The former Occupation campground has become a vast, muddy field. Otherwise, the air is festive, with a tinge of revolutionary danger. When a cop tries to film the proceedings with a camcorder, an angry mob confronts him and begins chanting, "Go away!" An early-morning march had successfully closed down much of the port of Oakland, and similar actions had taken place in Portland, Seattle and San Diego. After the current rally, there would be another march to the port, about two and a half miles away, and there was already talk of extending the Oakland port shutdown to cover the overnight shift, all of which added up to about $4 million in lost business, according to port authorities.

Olsen spots a white Veterans for Peace flag and makes his way through the crowd. The young man holding the flag, a Navy veteran named Josh Shepherd, is a friend. "I was with this guy when he went down," Shepherd says, nodding at Olsen. That morning, the police had cleared out the park and set up a barricade. By evening, Occupiers returned to take back the park. Shepherd and Olsen had shown up in uniform – Josh in crisp dress blues, Scott in a camouflage jacket – and intentionally placed themselves between the police line and the seething, chanting protesters. "I swore an oath, which is an oath to the Constitution, not to protect some bullshit local ordinances," Shepherd says. "I thought our uniforms might be a sanity check for the cops." He smiles ruefully. "That didn't work out so well."
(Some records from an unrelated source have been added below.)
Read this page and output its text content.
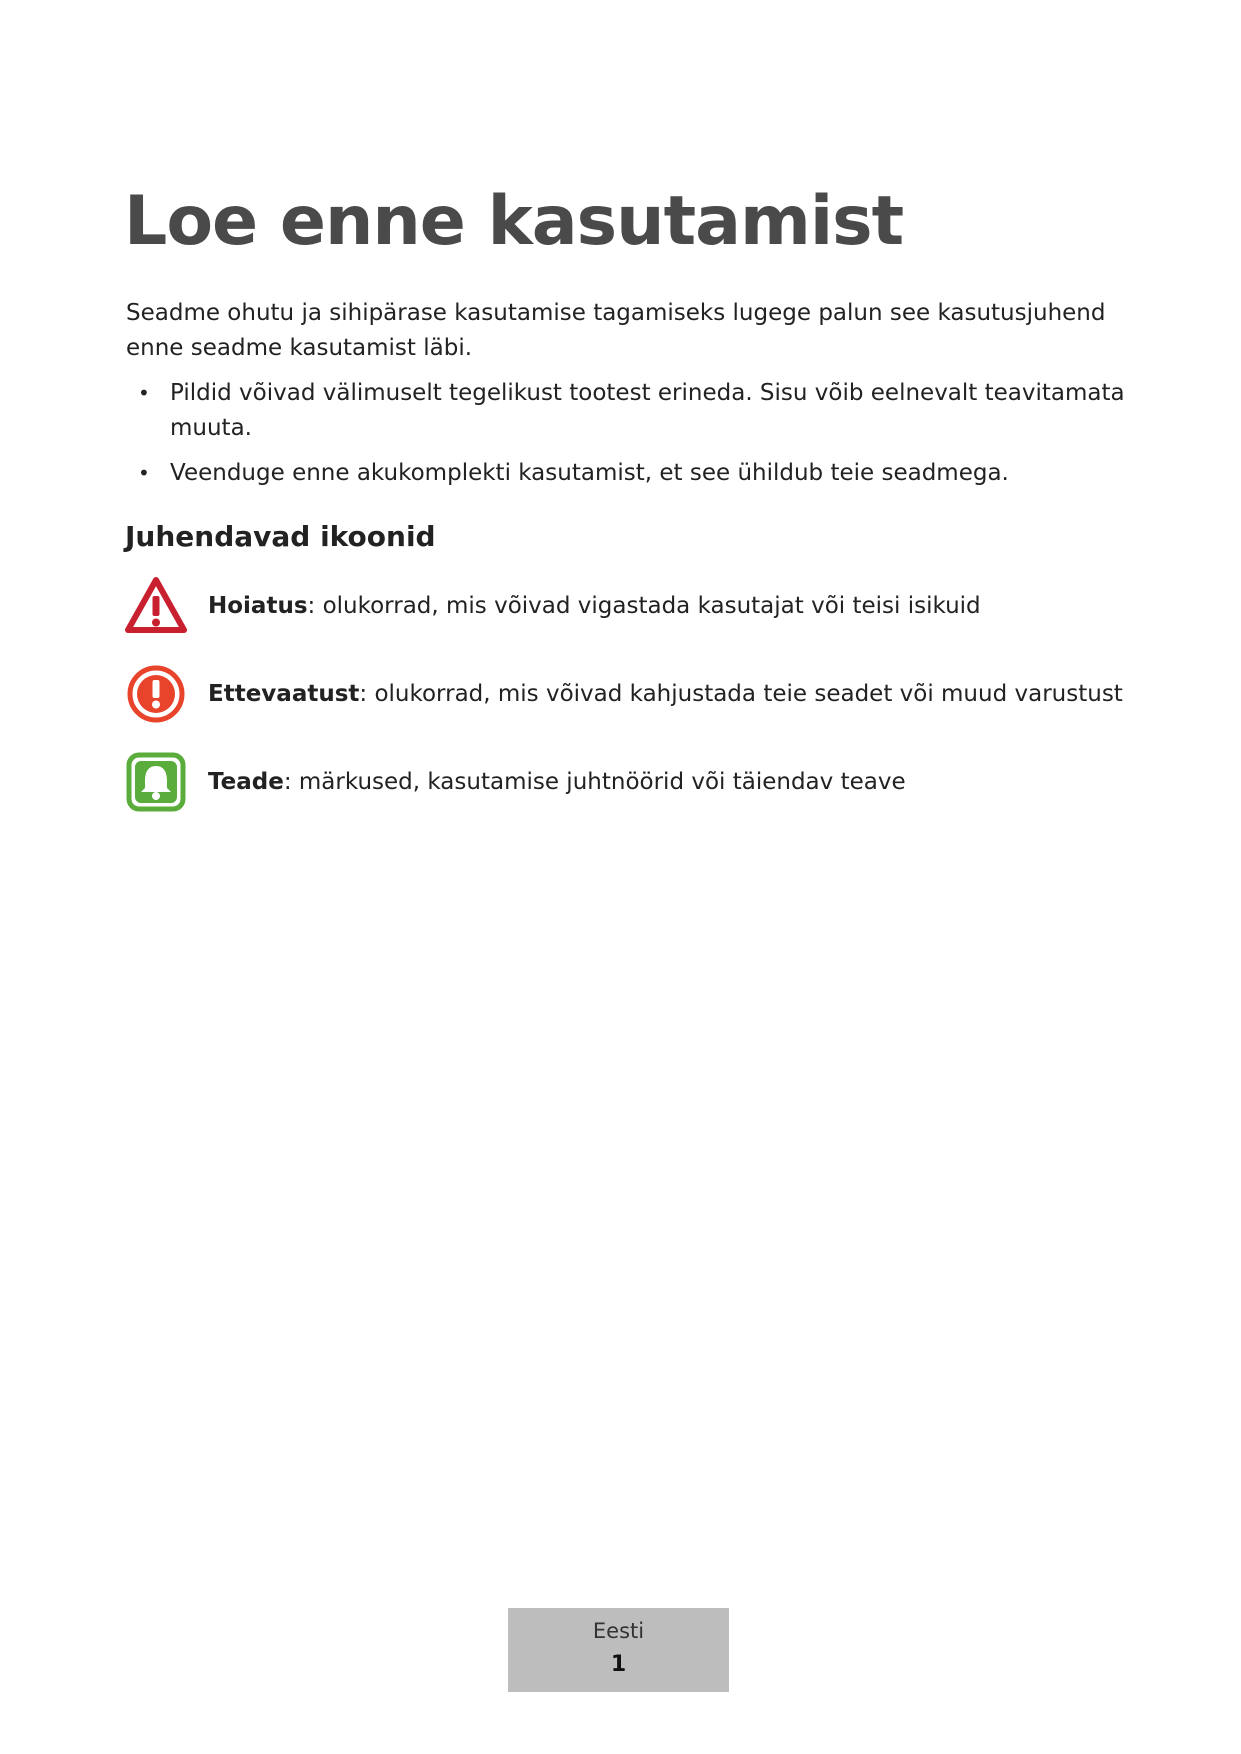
Loe enne kasutamist

Seadme ohutu ja sihipärase kasutamise tagamiseks lugege palun see kasutusjuhend enne seadme kasutamist läbi.

• Pildid võivad välimuselt tegelikust tootest erineda. Sisu võib eelnevalt teavitamata muuta.
• Veenduge enne akukomplekti kasutamist, et see ühildub teie seadmega.
Juhendavad ikoonid
Hoiatus: olukorrad, mis võivad vigastada kasutajat või teisi isikuid
Ettevaatust: olukorrad, mis võivad kahjustada teie seadet või muud varustust
Teade: märkused, kasutamise juhtnöörid või täiendav teave
Eesti
1
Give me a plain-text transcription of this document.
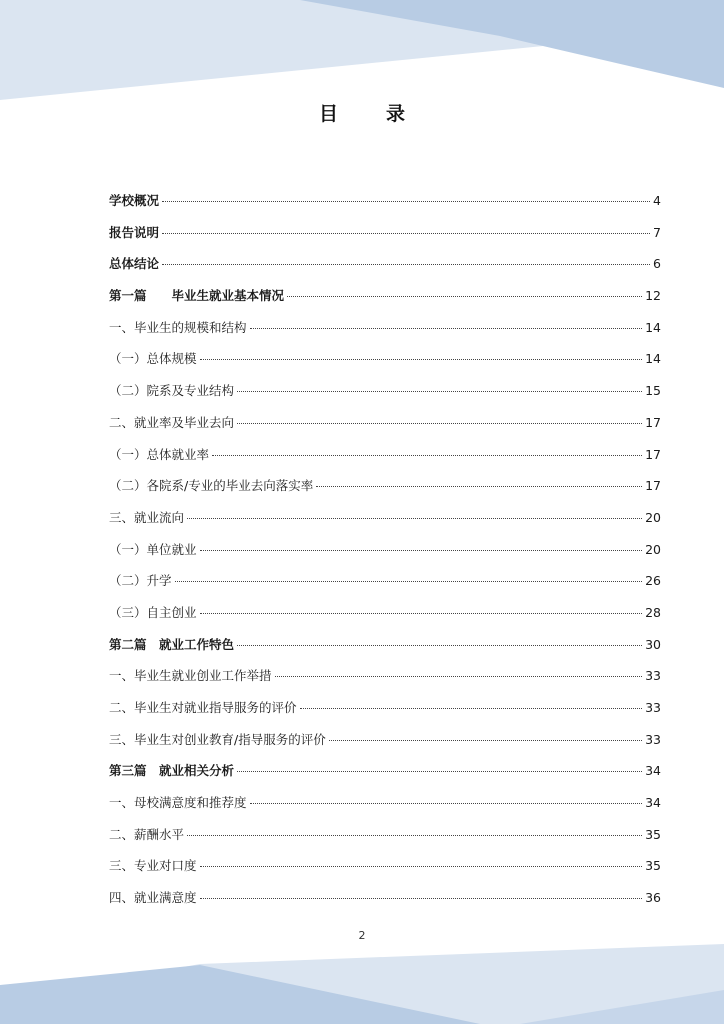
目	录
学校概况	4
报告说明	7
总体结论	6
第一篇　　毕业生就业基本情况	12
一、毕业生的规模和结构	14
（一）总体规模	14
（二）院系及专业结构	15
二、就业率及毕业去向	17
（一）总体就业率	17
（二）各院系/专业的毕业去向落实率	17
三、就业流向	20
（一）单位就业	20
（二）升学	26
（三）自主创业	28
第二篇　就业工作特色	30
一、毕业生就业创业工作举措	33
二、毕业生对就业指导服务的评价	33
三、毕业生对创业教育/指导服务的评价	33
第三篇　就业相关分析	34
一、母校满意度和推荐度	34
二、薪酬水平	35
三、专业对口度	35
四、就业满意度	36
2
In the chaos that followed, Shepherd lost track of Olsen, and didn't realize until later in the evening that his friend had been hurt. In the Navy, where he served for six years, Shepherd had been a computer tech, and he says that's part of his attraction to Occupy: He simply couldn't believe the amount of money being wasted overseas. "It cost $16 million to redo the computers in my little section," he says. "They spent $300 million on the computers on my ship alone. And that's one small ship in a huge navy."

The Occupy organizers want Olsen to address the crowd. He tries to beg off, saying he doesn't really have anything prepared, but they won't really take no for an answer – from Jessica Lynch to Ron Kovic, military folk have long held irresistible symbolic value for both left and right – and so Olsen finds himself led toward the (actual, not human) microphone. Activist Angela Davis, holding a little white dog, stops Olsen to shake his hand and tell him she's glad he's feeling better. Boots Riley, the flamboyantly Afro'd MC of the radical Bay Area hip-hop group the Coup, and one of the most visible faces of Occupy Oakland, claps Olsen on the back and introduces him to the crowd. Olsen tells the protesters he appreciates their "positive energy," adding, "Stay peaceful. Stay safe. And let's do some real. Action today."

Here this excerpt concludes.